「バカなこと言うな。
実果を景品みたいに扱えるかよ。
バスケの勝ち負けで決めるなんて、あいつだって絶対納得しない…」

俺が否定しかけたとき、

「実果だって、今のままじゃ俺もお前も選べない。
他にどうすりゃいいんだよ」

タケルが声を荒らげた。

逃げることしかできなかった俺と、俺の気持ちを信じられなかった実果。
そんな俺たちに振り回されるタケルは被害者以外の何者でもない。

「バスケの試合がかかってれば、お前だってこの間みたいに簡単に身を引いたりしないだろ。
俺だって、本気になったお前から実果を勝ち取らなきゃ、もう前に進めないんだよ」

───罪悪感と劣等感を抱えたまま付き合うのは限界だ。
さっきのタケルの言葉がよみがえる。

行き違いがあったとはいえ、実果を譲る形になってしまったことが、タケルのプライドをそんなに傷付けていたとは知らなかった。
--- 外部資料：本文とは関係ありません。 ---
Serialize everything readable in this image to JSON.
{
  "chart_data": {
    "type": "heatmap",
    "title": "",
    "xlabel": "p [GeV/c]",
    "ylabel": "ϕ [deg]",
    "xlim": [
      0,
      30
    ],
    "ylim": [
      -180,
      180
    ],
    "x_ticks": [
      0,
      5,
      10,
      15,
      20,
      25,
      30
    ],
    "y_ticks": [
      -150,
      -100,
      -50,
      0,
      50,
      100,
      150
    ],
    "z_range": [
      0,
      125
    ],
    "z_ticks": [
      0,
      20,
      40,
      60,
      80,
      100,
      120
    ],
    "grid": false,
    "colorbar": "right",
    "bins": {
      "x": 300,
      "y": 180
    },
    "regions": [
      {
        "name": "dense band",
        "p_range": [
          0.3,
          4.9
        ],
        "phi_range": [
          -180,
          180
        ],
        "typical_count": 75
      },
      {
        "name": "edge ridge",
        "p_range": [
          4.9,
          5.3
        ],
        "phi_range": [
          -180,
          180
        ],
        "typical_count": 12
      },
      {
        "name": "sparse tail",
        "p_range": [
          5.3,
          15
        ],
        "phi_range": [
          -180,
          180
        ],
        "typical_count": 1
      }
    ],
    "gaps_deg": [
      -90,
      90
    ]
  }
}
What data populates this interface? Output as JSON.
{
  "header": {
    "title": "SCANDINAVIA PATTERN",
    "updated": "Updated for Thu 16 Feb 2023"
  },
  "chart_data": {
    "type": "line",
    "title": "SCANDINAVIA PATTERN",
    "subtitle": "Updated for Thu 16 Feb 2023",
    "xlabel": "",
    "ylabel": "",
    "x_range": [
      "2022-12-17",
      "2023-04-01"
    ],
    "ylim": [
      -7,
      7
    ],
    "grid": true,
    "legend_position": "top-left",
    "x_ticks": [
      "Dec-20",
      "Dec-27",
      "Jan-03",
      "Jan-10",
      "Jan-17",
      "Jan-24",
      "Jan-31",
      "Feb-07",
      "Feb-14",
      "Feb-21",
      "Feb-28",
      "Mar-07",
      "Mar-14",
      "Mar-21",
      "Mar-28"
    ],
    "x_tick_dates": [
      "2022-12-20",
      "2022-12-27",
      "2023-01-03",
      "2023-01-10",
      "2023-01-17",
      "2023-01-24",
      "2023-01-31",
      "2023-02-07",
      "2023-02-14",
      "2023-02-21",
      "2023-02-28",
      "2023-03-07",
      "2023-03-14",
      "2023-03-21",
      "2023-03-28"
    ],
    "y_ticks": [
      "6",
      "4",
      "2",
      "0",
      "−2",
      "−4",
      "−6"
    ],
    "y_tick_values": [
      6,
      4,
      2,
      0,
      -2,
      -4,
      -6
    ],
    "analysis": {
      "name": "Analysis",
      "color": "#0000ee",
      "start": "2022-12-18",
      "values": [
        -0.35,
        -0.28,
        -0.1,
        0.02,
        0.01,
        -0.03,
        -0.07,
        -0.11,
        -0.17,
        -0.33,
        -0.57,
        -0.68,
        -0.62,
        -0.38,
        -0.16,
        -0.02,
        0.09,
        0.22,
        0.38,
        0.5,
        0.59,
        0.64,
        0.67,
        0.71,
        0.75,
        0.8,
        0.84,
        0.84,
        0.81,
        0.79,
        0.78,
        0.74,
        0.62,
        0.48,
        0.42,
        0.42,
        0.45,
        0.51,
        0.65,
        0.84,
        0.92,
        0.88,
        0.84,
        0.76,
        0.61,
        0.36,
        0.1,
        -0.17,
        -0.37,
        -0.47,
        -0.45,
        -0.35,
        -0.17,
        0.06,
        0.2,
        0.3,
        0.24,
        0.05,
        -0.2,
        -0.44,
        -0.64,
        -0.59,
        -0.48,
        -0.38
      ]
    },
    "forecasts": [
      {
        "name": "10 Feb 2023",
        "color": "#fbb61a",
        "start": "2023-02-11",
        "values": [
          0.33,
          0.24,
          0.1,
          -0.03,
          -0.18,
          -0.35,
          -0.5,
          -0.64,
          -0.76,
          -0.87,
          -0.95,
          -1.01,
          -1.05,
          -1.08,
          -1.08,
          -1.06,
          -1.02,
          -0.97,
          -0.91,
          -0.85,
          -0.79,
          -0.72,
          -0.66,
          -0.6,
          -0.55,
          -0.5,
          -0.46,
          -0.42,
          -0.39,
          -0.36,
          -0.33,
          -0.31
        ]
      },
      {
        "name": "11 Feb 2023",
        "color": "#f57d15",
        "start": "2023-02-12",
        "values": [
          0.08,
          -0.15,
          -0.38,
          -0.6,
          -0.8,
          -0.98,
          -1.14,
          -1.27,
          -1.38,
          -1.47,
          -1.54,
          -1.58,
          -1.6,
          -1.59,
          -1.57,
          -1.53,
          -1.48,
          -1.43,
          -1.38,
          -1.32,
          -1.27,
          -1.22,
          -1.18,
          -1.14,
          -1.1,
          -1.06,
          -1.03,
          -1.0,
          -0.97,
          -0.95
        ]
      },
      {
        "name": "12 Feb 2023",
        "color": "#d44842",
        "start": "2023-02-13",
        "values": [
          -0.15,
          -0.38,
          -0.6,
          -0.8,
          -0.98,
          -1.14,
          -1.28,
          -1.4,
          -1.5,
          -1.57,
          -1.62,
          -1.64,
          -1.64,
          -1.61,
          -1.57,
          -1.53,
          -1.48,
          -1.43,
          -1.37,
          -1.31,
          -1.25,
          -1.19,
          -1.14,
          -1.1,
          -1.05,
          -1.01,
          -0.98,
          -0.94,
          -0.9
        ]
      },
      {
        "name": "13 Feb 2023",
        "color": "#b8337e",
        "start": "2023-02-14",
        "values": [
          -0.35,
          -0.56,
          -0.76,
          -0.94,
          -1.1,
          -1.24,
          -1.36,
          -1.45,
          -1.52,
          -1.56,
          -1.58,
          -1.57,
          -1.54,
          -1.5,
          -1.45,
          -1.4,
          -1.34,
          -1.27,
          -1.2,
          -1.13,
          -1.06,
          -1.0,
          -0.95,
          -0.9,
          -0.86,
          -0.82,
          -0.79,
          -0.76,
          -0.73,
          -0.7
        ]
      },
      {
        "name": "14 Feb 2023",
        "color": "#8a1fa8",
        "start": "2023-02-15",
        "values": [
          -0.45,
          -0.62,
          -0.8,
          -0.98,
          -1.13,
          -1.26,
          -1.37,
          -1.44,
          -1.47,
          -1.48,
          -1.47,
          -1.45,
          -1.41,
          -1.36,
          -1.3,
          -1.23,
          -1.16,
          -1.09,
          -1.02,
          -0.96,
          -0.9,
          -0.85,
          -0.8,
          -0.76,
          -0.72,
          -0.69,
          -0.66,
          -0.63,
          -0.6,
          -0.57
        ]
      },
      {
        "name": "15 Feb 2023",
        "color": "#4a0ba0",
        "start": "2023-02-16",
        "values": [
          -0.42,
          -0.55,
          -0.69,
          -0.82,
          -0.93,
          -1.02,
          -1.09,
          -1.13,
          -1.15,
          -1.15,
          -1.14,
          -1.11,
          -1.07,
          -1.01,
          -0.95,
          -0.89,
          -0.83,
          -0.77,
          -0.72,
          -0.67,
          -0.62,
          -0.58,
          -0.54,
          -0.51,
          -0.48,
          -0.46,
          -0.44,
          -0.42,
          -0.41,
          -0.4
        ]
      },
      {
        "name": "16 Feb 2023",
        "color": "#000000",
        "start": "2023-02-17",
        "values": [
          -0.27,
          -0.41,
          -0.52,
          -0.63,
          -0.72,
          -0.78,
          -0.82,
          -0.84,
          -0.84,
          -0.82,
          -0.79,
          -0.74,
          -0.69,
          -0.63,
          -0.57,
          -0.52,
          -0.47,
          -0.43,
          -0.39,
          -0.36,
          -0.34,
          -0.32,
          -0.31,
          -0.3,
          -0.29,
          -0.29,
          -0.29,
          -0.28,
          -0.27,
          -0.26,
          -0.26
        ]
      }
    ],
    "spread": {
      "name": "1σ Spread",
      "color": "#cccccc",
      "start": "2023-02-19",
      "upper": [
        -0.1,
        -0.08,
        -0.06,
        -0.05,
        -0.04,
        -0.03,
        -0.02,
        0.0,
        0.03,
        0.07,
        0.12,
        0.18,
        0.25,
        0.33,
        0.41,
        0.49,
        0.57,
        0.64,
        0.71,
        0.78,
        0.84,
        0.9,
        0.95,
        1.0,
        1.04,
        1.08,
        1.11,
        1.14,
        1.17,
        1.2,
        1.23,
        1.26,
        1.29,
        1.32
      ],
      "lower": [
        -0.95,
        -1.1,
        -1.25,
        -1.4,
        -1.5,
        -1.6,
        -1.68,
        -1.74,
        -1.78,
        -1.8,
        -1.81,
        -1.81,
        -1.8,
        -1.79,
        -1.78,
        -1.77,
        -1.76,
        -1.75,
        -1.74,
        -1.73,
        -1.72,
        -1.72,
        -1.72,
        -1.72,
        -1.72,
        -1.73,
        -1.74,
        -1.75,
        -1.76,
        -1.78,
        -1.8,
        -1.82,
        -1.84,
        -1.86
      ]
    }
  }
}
普段お調子者のように振る舞っているタケルの本音を初めて聞いたような気がした。

「もちろん賭けてるなんて実果には言わないし、どんな結果になっても恨みっこなしだ。
だから頼む、俺と本気で勝負してくれよ」

そう言って頭を下げるタケルに、俺は言葉を失う。

タケルと実果を賭けて競い合うなんて、そんなバカな話があるかよ。
だけど目の前のタケルは必死で、何を言っても無駄なのは明らかだ。

ゆっくりと眠っている実果に目をやる。
いくら悩んでも、俺には頷く以外の選択肢は見つからなかった。